Our analysis of the Ward A nursing staff cohort shows that no nursing staff became ill from exposure to the first cluster of cases on this ward (and, at the time, these patients were not thought to have SARS). This was likely due to the strict adherence to enhanced infection-control practices that were in place. This reinforces what has been found elsewhere that when infection-control measures are in place and adhered to, the likelihood of transmission of SARS is small(9-12). However, when the enhanced infection-control practices were reduced, the exposure to one SARS-affected patient, who required additional care including chest physiotherapy, feeding and all-hygiene care, likely led to transmission to five nursing staff and dramatic amplification of the outbreak. Unaware that they had SARS, several nurses who became ill continued to work after the onset of symptoms, and the virus was spread to other staff members. A further amplification event was likely the nursing appreciation breakfast.
The absence of travel or contact history along with the lack of rapid, validated, SARS diagnostic tests further contributed to delays in recognizing SARS cases at this hospital. This outbreak highlights the importance of FRI surveillance, infection control and close liaison with public health and occupational health concurrently in managing outbreaks. Once SARS was recognized, and during the early stages of the outbreak response, the implementation of an active surveillance protocol for FRI resulted in early identification of ill individuals. This combined with the reinstatement of enhanced infection-control protocols resulted in rapid control of the outbreak.

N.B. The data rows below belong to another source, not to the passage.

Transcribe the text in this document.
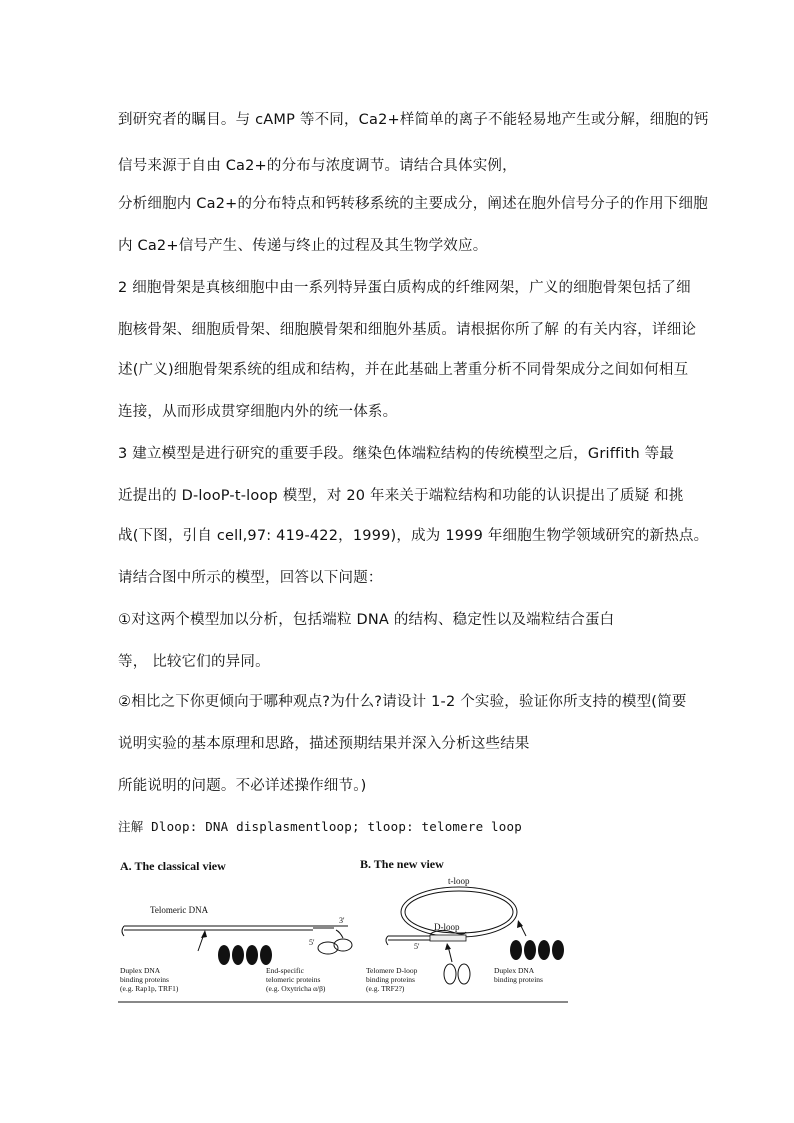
到研究者的瞩目。与 cAMP 等不同，Ca2+样简单的离子不能轻易地产生或分解，细胞的钙
信号来源于自由 Ca2+的分布与浓度调节。请结合具体实例，
分析细胞内 Ca2+的分布特点和钙转移系统的主要成分，阐述在胞外信号分子的作用下细胞
内 Ca2+信号产生、传递与终止的过程及其生物学效应。
2 细胞骨架是真核细胞中由一系列特异蛋白质构成的纤维网架，广义的细胞骨架包括了细
胞核骨架、细胞质骨架、细胞膜骨架和细胞外基质。请根据你所了解 的有关内容，详细论
述(广义)细胞骨架系统的组成和结构，并在此基础上著重分析不同骨架成分之间如何相互
连接，从而形成贯穿细胞内外的统一体系。
3 建立模型是进行研究的重要手段。继染色体端粒结构的传统模型之后，Griffith 等最
近提出的 D-looP-t-loop 模型，对 20 年来关于端粒结构和功能的认识提出了质疑 和挑
战(下图，引自 cell,97: 419-422，1999)，成为 1999 年细胞生物学领域研究的新热点。
请结合图中所示的模型，回答以下问题：
①对这两个模型加以分析，包括端粒 DNA 的结构、稳定性以及端粒结合蛋白
等， 比较它们的异同。
②相比之下你更倾向于哪种观点?为什么?请设计 1-2 个实验，验证你所支持的模型(简要
说明实验的基本原理和思路，描述预期结果并深入分析这些结果
所能说明的问题。不必详述操作细节。)
注解 Dloop: DNA displasmentloop; tloop: telomere loop
A. The classical view
Telomeric DNA
5'
3'
Duplex DNA
binding proteins
(e.g. Rap1p, TRF1)
End-specific
telomeric proteins
(e.g. Oxytricha α/β)
B. The new view
t-loop
5'
D-loop
Telomere D-loop
binding proteins
(e.g. TRF2?)
Duplex DNA
binding proteins
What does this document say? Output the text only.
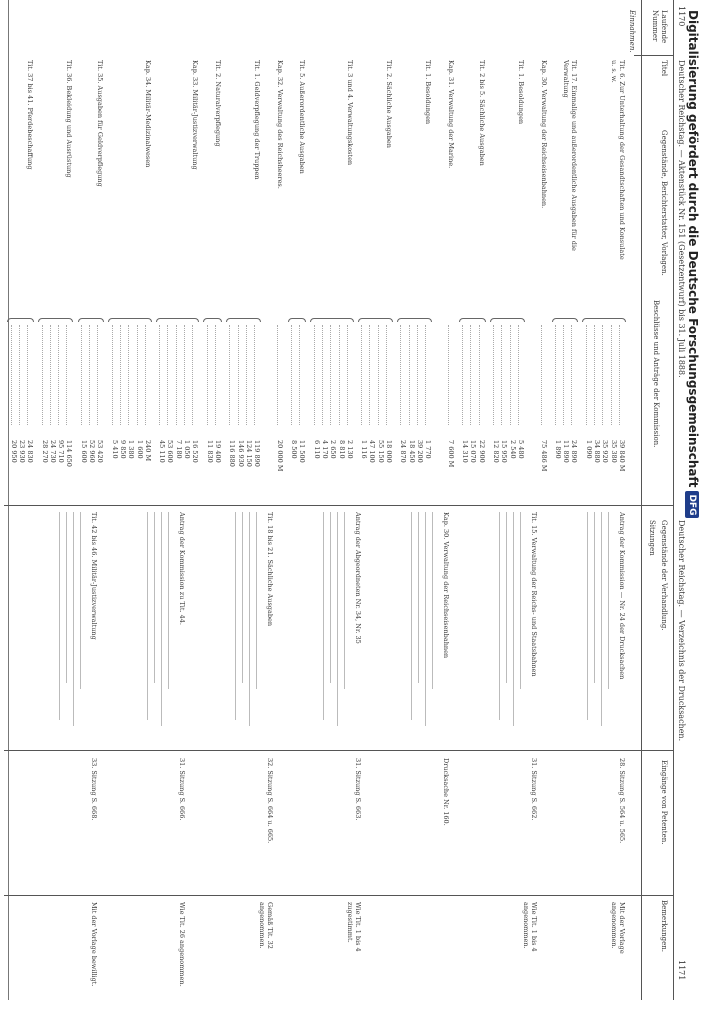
1170
Deutscher Reichstag. — Aktenstück Nr. 151 (Gesetzentwurf) bis 31. Juli 1888.
Deutscher Reichstag. — Verzeichnis der Drucksachen.
1171
Laufende Nummer
Titel
Gegenstände, Berichterstatter, Vorlagen.
Beschlüsse und Anträge der Kommission.
Gegenstände der Verhandlung.
Sitzungen
Eingänge von Petenten.
Bemerkungen.
Einnahmen.
Tit. 6. Zur Unterhaltung der Gesandtschaften und Konsulate u. s. w.
39 840 M
35 380
35 920
34 880
1 090
Tit. 17. Einmalige und außerordentliche Ausgaben für die Verwaltung
24 890
11 890
1 890
Kap. 30. Verwaltung der Reichseisenbahnen.
75 486 M
Tit. 1. Besoldungen
5 480
2 540
15 950
12 820
Tit. 2 bis 5. Sächliche Ausgaben
22 900
15 070
14 310
Kap. 31. Verwaltung der Marine.
7 600 M
Tit. 1. Besoldungen
1 770
39 200
18 450
24 870
Tit. 2. Sächliche Ausgaben
18 000
55 150
47 100
1 116
Tit. 3 und 4. Verwaltungskosten
2 130
8 810
2 650
4 170
6 110
Tit. 5. Außerordentliche Ausgaben
11 500
8 500
Kap. 32. Verwaltung des Reichsheeres.
20 000 M
Tit. 1. Geldverpflegung der Truppen
119 890
124 150
146 930
116 880
Tit. 2. Naturalverpflegung
19 400
11 830
Kap. 33. Militär-Justizverwaltung
16 520
1 050
7 180
53 600
45 110
Kap. 34. Militär-Medizinalwesen
240 M
1 600
1 380
9 850
5 410
Tit. 35. Ausgaben für Geldverpflegung
53 420
52 960
15 600
Tit. 36. Bekleidung und Ausrüstung
114 650
95 710
24 730
28 270
Tit. 37 bis 41. Pferdebeschaffung
24 830
23 930
20 950
Antrag der Kommission — Nr. 24 der Drucksachen
28. Sitzung S. 564 u. 565.
Mit der Vorlage angenommen.
Tit. 15. Verwaltung der Reichs- und Staatsbahnen
31. Sitzung S. 662.
Wie Tit. 1 bis 4 angenommen.
Kap. 30. Verwaltung der Reichseisenbahnen
Drucksache Nr. 160.
Antrag der Abgeordneten Nr. 34, Nr. 35
31. Sitzung S. 663.
Wie Tit. 1 bis 4 zugestimmt.
Tit. 18 bis 21. Sächliche Ausgaben
32. Sitzung S. 664 u. 665.
Gemäß Tit. 32 angenommen.
Antrag der Kommission zu Tit. 44.
31. Sitzung S. 666.
Wie Tit. 26 angenommen.
Tit. 42 bis 46. Militär-Justizverwaltung
33. Sitzung S. 668.
Mit der Vorlage bewilligt.
Digitalisierung gefördert durch die Deutsche ForschungsgemeinschaftDFG
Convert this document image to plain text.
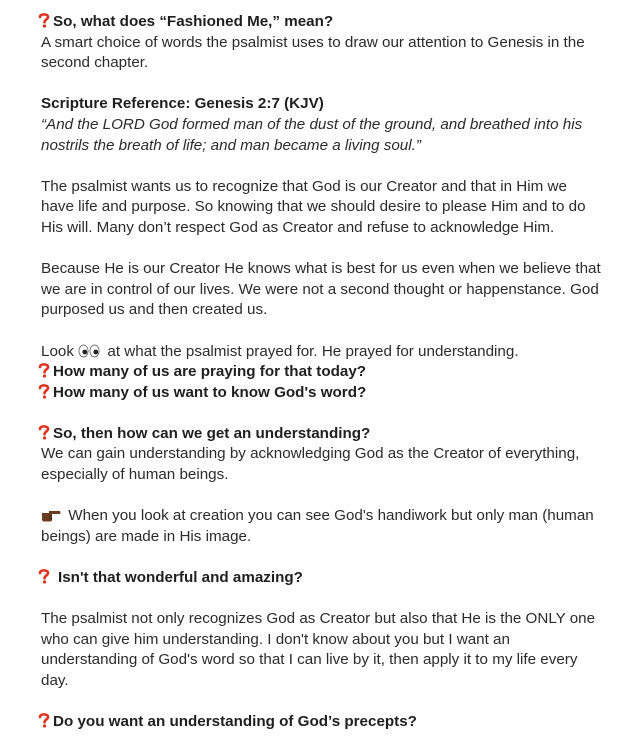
So, what does “Fashioned Me,” mean?
A smart choice of words the psalmist uses to draw our attention to Genesis in the
second chapter.
Scripture Reference: Genesis 2:7 (KJV)
“And the LORD God formed man of the dust of the ground, and breathed into his
nostrils the breath of life; and man became a living soul.”
The psalmist wants us to recognize that God is our Creator and that in Him we
have life and purpose. So knowing that we should desire to please Him and to do
His will. Many don’t respect God as Creator and refuse to acknowledge Him.
Because He is our Creator He knows what is best for us even when we believe that
we are in control of our lives. We were not a second thought or happenstance. God
purposed us and then created us.
Look at what the psalmist prayed for. He prayed for understanding.
How many of us are praying for that today?
How many of us want to know God's word?
So, then how can we get an understanding?
We can gain understanding by acknowledging God as the Creator of everything,
especially of human beings.
When you look at creation you can see God's handiwork but only man (human
beings) are made in His image.
Isn't that wonderful and amazing?
The psalmist not only recognizes God as Creator but also that He is the ONLY one
who can give him understanding. I don't know about you but I want an
understanding of God's word so that I can live by it, then apply it to my life every
day.
Do you want an understanding of God’s precepts?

It is important to have in place a systematic approach to infection control when managing a nosocomial outbreak including engineering controls, administrative controls, and use of appropriate personal protective equipment by all staff. Close communication with public health provides a broader perspective and information as to what is happening in the community. Occupational health departments are vital in monitoring and reporting staff illness to public health and in educating staff. It is important that an environment be created in which staff do not feel either that they will be penalized for going home ill or that they are burdening their colleagues when they do so.

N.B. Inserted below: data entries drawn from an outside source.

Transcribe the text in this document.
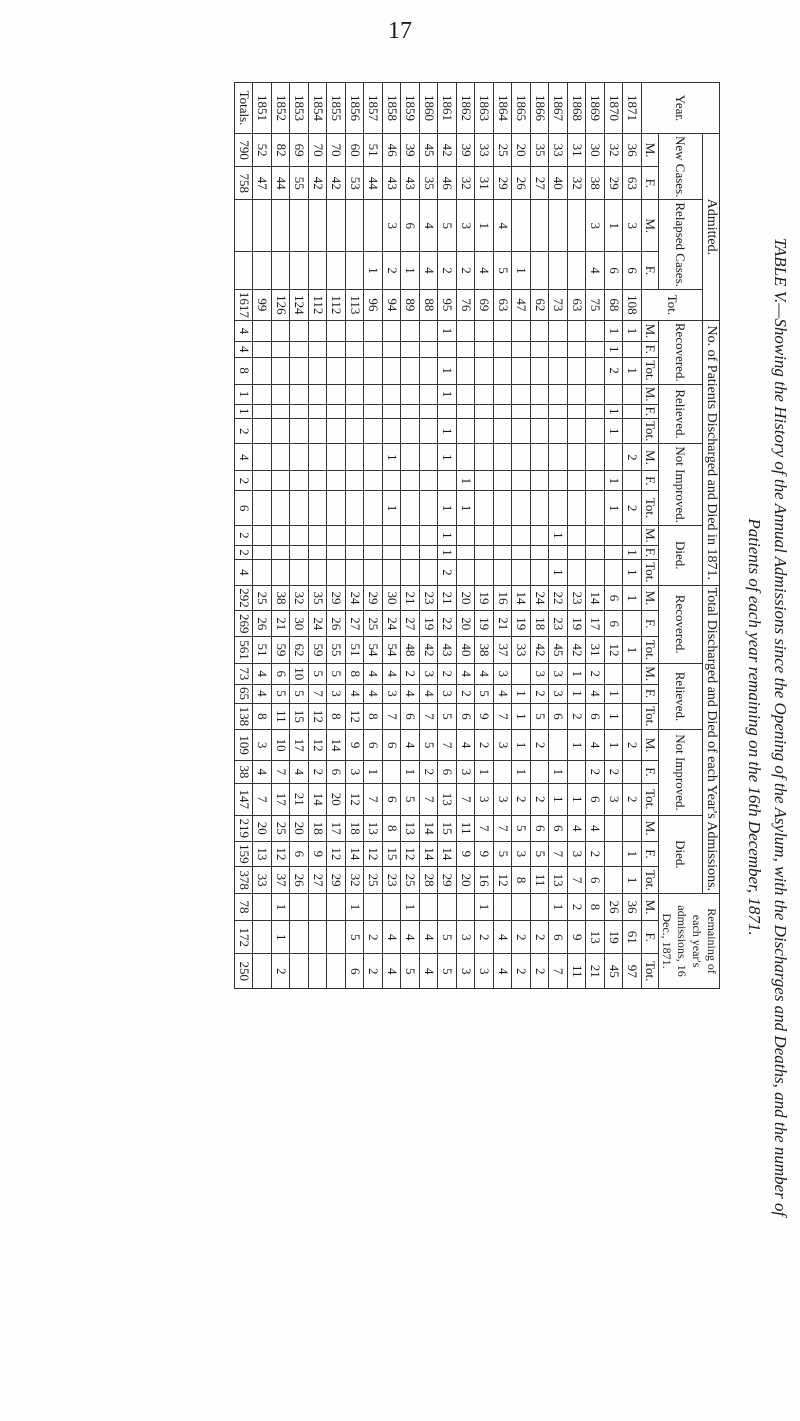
17
TABLE V.—Showing the History of the Annual Admissions since the Opening of the Asylum, with the Discharges and Deaths, and the number of
Patients of each year remaining on the 16th December, 1871.
Year.	Admitted.					No. of Patients Discharged and Died in 1871.												Total Discharged and Died of each Year's Admissions.												Remaining of each year's admissions, 16 Dec., 1871.		
	New Cases.		Relapsed Cases.		Tot.	Recovered.			Relieved.			Not Improved.			Died.			Recovered.			Relieved.			Not Improved.			Died.					
	M.	F.	M.	F.		M.	F.	Tot.	M.	F.	Tot.	M.	F.	Tot.	M.	F.	Tot.	M.	F.	Tot.	M.	F.	Tot.	M.	F.	Tot.	M.	F.	Tot.	M.	F.	Tot.
1871	36	63	3	6	108	1		1				2		2		1	1	1		1				2		2		1	1	36	61	97
1870	32	29	1	6	68	1	1	2		1	1		1	1				6	6	12		1	1	1	2	3				26	19	45
1869	30	38	3	4	75													14	17	31	2	4	6	4	2	6	4	2	6	8	13	21
1868	31	32			63													23	19	42	1	1	2	1		1	4	3	7	2	9	11
1867	33	40			73										1		1	22	23	45	3	3	6		1	1	6	7	13	1	6	7
1866	35	27			62													24	18	42	3	2	5	2		2	6	5	11		2	2
1865	20	26		1	47													14	19	33		1	1	1	1	2	5	3	8		2	2
1864	25	29	4	5	63													16	21	37	3	4	7	3		3	7	5	12		4	4
1863	33	31	1	4	69													19	19	38	4	5	9	2	1	3	7	9	16	1	2	3
1862	39	32	3	2	76								1	1				20	20	40	4	2	6	4	3	7	11	9	20		3	3
1861	42	46	5	2	95	1		1	1		1	1		1	1	1	2	21	22	43	2	3	5	7	6	13	15	14	29		5	5
1860	45	35	4	4	88													23	19	42	3	4	7	5	2	7	14	14	28		4	4
1859	39	43	6	1	89													21	27	48	2	4	6	4	1	5	13	12	25	1	4	5
1858	46	43	3	2	94							1		1				30	24	54	4	3	7	6		6	8	15	23		4	4
1857	51	44		1	96													29	25	54	4	4	8	6	1	7	13	12	25		2	2
1856	60	53			113													24	27	51	8	4	12	9	3	12	18	14	32	1	5	6
1855	70	42			112													29	26	55	5	3	8	14	6	20	17	12	29			
1854	70	42			112													35	24	59	5	7	12	12	2	14	18	9	27			
1853	69	55			124													32	30	62	10	5	15	17	4	21	20	6	26			
1852	82	44			126													38	21	59	6	5	11	10	7	17	25	12	37	1	1	2
1851	52	47			99													25	26	51	4	4	8	3	4	7	20	13	33			
Totals.	790	758			1617	4	4	8	1	1	2	4	2	6	2	2	4	292	269	561	73	65	138	109	38	147	219	159	378	78	172	250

Limitations of our report include the focus only on nursing staff and not physicians, porters, cleaners and other hospital staff. While other hospital staff did become ill with SARS and may have contributed to spread of the outbreak, sufficient detailed and comprehensive records on movements in the hospital, shifts worked and patients cared for were only available for nursing staff. The analysis of nursing staff, however, does provide important insight into the outbreak on Ward A at Hospital X and we feel the findings, particularly with respect to behaviour and sick-time policies can be generalized to other hospital staff.

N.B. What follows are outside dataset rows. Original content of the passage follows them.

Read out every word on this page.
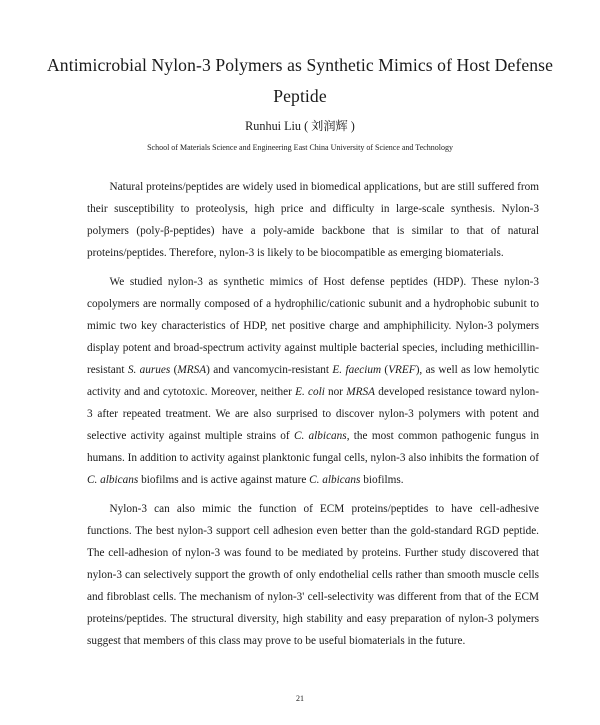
Antimicrobial Nylon-3 Polymers as Synthetic Mimics of Host Defense Peptide
Runhui Liu ( 刘润辉 )
School of Materials Science and Engineering East China University of Science and Technology

Natural proteins/peptides are widely used in biomedical applications, but are still suffered from their susceptibility to proteolysis, high price and difficulty in large-scale synthesis. Nylon-3 polymers (poly-β-peptides) have a poly-amide backbone that is similar to that of natural proteins/peptides. Therefore, nylon-3 is likely to be biocompatible as emerging biomaterials.

We studied nylon-3 as synthetic mimics of Host defense peptides (HDP). These nylon-3 copolymers are normally composed of a hydrophilic/cationic subunit and a hydrophobic subunit to mimic two key characteristics of HDP, net positive charge and amphiphilicity. Nylon-3 polymers display potent and broad-spectrum activity against multiple bacterial species, including methicillin-resistant S. aurues (MRSA) and vancomycin-resistant E. faecium (VREF), as well as low hemolytic activity and and cytotoxic. Moreover, neither E. coli nor MRSA developed resistance toward nylon-3 after repeated treatment. We are also surprised to discover nylon-3 polymers with potent and selective activity against multiple strains of C. albicans, the most common pathogenic fungus in humans. In addition to activity against planktonic fungal cells, nylon-3 also inhibits the formation of C. albicans biofilms and is active against mature C. albicans biofilms.

Nylon-3 can also mimic the function of ECM proteins/peptides to have cell-adhesive functions. The best nylon-3 support cell adhesion even better than the gold-standard RGD peptide. The cell-adhesion of nylon-3 was found to be mediated by proteins. Further study discovered that nylon-3 can selectively support the growth of only endothelial cells rather than smooth muscle cells and fibroblast cells. The mechanism of nylon-3' cell-selectivity was different from that of the ECM proteins/peptides. The structural diversity, high stability and easy preparation of nylon-3 polymers suggest that members of this class may prove to be useful biomaterials in the future.

21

Although we were unable to identify with certainty the source of the SARS virus in Hospital X in the second phase of the Toronto outbreak, it became clear that an unrecognized source was present in the hospital when the outbreak was thought to be over in early May. Transmission likely occurred at a low level between patients who had other underlying illnesses that confused the picture, and was masked by the continued use of enhanced infection-control measures by staff. Rapid amplification particularly among nursing staff occurred when these measures were withdrawn. This phase of the outbreak centered at Hospital X and its tragic consequences have led to a concerted government effort to augment resources in, and improve coordination and communication between, infection control, occupational health and public health so as to be better prepared for future threats from emerging infections.